I've noticed something that many traders still ignore — the Fair Value Gap, or FVG, is literally the secret that institutions use without shouting it from the rooftops. And honestly, once you understand FVG trading, the market becomes much more readable.



So, what exactly is it? The FVG is that zone on your chart where the price moved so quickly that it skipped certain levels. Imagine a candle that rises sharply without touching all the intermediate prices — that's the imbalance. The market created a gap, and the price always comes back to fill it. It's like an invisible magnet.

Why do institutions do this? When they need massive volume, they don't find all the liquidity in one place. So they push the price aggressively, create these gaps, and later return to fill the remaining orders. It's mechanical, predictable — and that's where your advantage begins.

To identify an FVG, you look at three candles. The first is bearish, the second surges strongly (it's the impulsion), and the third pulls back slightly. Between the top of the first and the bottom of the third, you have your gap. On 1H or 4H charts, these zones become really clear. I always mark them with the rectangle tool for a clean visual.

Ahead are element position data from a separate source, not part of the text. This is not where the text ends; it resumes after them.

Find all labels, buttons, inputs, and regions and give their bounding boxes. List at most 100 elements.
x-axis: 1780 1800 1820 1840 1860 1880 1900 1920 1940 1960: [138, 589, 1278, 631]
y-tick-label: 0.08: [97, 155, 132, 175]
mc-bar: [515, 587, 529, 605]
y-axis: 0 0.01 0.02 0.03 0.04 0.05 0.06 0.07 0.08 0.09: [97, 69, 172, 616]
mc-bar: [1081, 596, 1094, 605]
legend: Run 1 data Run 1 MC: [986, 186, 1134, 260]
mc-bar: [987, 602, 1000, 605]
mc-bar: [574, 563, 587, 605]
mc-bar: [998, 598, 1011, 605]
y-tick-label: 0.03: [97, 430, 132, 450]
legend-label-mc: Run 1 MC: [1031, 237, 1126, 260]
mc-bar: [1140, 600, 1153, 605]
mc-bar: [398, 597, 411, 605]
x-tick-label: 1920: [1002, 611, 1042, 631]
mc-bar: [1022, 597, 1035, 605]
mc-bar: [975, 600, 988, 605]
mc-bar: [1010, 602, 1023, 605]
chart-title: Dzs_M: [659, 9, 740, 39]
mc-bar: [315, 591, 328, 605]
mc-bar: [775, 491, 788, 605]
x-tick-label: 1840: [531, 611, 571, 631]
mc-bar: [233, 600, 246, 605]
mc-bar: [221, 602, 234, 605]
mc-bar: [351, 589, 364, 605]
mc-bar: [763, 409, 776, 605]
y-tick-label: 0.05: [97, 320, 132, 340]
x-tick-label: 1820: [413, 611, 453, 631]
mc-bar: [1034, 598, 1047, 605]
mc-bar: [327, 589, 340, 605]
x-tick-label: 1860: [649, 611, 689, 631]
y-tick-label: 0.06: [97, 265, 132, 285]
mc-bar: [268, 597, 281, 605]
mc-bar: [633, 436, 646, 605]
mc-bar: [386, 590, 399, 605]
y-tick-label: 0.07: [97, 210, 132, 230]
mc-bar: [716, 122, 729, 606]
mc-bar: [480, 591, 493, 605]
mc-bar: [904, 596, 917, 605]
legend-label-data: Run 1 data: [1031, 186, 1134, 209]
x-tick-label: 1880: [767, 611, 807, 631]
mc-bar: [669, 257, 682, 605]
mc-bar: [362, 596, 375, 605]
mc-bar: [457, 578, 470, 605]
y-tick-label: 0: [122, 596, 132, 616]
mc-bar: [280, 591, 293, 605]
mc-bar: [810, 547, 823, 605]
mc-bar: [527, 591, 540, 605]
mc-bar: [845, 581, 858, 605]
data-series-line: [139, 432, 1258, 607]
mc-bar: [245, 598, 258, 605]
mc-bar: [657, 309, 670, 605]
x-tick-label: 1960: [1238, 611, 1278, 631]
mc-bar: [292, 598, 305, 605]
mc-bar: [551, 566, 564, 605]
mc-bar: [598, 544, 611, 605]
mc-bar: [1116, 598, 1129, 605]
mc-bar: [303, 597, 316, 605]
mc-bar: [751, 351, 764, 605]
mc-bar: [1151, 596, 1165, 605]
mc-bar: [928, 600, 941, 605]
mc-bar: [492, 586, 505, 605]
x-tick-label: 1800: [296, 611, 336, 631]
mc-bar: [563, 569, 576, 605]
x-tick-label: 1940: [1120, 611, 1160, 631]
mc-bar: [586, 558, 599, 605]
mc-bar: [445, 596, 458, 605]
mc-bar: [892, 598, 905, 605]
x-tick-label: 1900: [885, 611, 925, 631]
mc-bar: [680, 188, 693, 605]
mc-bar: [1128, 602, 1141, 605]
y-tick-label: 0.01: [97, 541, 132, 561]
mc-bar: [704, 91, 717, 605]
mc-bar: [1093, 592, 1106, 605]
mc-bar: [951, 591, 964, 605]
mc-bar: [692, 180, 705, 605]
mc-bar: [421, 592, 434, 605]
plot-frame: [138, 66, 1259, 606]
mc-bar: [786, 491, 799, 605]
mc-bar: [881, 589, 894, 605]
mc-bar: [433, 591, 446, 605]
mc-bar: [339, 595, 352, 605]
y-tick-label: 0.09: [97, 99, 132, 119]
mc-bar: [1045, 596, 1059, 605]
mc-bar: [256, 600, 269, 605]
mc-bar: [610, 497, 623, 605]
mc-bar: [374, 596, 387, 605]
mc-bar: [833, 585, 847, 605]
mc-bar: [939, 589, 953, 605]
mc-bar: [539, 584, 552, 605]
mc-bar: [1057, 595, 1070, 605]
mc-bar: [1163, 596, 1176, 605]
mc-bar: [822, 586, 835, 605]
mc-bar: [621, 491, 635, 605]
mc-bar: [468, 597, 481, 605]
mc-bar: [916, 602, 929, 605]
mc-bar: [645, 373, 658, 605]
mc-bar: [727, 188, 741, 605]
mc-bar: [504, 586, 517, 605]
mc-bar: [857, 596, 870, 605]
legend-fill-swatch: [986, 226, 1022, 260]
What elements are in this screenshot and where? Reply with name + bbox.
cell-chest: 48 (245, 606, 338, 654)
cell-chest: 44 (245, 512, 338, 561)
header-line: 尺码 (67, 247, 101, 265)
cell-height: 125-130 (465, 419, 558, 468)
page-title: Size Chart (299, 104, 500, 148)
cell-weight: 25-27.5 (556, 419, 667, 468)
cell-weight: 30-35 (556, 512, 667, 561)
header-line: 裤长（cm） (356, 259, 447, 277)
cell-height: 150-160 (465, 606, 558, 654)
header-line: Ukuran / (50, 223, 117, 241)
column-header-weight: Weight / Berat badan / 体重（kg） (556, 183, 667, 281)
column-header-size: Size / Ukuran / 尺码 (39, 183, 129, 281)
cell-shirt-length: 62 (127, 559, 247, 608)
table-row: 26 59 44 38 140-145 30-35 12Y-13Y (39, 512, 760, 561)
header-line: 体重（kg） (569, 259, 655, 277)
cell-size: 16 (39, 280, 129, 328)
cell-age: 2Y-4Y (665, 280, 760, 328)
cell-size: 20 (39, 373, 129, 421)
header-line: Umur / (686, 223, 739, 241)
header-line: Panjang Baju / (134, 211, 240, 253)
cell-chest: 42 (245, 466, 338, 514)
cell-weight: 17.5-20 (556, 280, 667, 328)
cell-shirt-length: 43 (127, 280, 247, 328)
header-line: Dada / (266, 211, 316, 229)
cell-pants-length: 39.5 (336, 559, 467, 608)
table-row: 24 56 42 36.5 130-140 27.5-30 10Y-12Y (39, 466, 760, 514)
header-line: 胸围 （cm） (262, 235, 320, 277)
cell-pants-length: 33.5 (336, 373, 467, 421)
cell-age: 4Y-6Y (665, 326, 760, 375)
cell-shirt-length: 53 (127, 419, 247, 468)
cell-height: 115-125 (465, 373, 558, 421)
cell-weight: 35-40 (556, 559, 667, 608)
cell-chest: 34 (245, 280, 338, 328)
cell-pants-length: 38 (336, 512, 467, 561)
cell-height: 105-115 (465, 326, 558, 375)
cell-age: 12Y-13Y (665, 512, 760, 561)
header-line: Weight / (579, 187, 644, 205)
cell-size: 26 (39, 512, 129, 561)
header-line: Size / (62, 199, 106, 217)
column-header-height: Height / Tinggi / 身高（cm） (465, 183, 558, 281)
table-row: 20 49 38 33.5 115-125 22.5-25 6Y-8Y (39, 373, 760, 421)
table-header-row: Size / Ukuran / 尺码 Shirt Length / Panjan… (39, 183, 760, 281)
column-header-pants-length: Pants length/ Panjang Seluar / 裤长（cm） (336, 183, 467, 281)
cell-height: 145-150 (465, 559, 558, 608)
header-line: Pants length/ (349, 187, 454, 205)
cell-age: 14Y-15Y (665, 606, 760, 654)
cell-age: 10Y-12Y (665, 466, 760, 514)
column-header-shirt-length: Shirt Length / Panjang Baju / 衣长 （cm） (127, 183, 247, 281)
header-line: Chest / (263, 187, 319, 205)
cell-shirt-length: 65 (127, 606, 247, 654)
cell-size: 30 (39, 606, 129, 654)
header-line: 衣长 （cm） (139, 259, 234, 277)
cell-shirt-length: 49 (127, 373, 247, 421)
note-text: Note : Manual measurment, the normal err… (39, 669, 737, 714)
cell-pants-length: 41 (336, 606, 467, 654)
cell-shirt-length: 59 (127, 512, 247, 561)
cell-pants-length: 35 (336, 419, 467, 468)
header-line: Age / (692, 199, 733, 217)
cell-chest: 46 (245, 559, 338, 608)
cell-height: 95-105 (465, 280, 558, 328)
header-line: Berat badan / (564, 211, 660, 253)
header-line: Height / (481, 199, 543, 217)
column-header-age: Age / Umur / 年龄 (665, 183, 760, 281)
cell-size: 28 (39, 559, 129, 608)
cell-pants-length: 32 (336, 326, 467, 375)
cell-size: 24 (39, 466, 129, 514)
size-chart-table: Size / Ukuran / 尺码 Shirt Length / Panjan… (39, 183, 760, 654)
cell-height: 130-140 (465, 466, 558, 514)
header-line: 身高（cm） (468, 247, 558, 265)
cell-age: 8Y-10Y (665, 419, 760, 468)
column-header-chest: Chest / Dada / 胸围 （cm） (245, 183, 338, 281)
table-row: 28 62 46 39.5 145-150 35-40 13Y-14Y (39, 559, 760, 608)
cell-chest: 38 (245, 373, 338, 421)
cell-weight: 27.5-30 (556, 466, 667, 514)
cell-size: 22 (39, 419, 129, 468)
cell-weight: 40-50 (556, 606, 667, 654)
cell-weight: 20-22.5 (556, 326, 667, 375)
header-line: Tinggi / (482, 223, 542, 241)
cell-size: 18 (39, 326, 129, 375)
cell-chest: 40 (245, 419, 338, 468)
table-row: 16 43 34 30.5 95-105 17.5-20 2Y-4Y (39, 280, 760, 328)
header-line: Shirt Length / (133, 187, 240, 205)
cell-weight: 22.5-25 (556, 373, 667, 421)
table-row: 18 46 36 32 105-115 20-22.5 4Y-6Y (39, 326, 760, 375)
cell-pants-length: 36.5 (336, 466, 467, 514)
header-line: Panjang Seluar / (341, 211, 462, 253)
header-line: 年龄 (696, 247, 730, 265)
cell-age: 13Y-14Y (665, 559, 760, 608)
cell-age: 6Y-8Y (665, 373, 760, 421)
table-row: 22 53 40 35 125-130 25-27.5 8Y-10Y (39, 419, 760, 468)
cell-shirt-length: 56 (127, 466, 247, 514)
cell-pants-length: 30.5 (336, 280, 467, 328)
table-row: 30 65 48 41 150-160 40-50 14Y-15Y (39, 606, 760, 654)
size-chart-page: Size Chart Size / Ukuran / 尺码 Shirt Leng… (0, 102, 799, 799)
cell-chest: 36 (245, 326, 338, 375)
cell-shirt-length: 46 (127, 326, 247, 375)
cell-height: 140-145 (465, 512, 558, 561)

The really powerful thing is when you combine FVG trading with market structure. Imagine: the price breaks a previous high (BOS), creates an FVG during the move, then retraces to fill that zone. That's a huge confluence. Add to that an order block nearby, and you have a nearly surgical trading zone.

Let me give you a concrete example. On BTC/USDT on the 1H, a bullish BOS formed. The impulsive candle created an FVG between $62,000 and $62,600. The next day, the price returned to $62,300. On the 15min, I waited for a bullish engulfing confirmation. Entry at $62,350, stop-loss at $62,100, and target above $63,200. Result: net gain with minimal risk. That’s FVG trading in action.

Now, the crucial part: risk management. Never more than 1-2% per trade. Your stop-loss should be below the FVG or below the last swing — somewhere that makes logical sense. Your take profits are at the previous high or the next liquidity zone. And honestly, keep a journal. Every FVG trade you make, note it. That’s how you really learn.

The best timeframes? The 4H and 1H to identify the real institutional zones. Then 15min or 5min to refine your entry. And if you're a pro scalper, you can go down to 1min, but always with a higher timeframe confluence.

What really changes the game is when you combine multiple elements. FVG + market structure + order block + liquidity sweep. Each layer you add increases your probability. It’s not luck, it’s market mechanics.

Honestly, if you want to trade like a pro, understanding FVG trading is not optional. It’s a weapon. But don’t use it alone — it works a thousand times better when you couple it with other confluences. Structure, orders, liquidity, all together. That’s how you truly trade with institutions, not against them.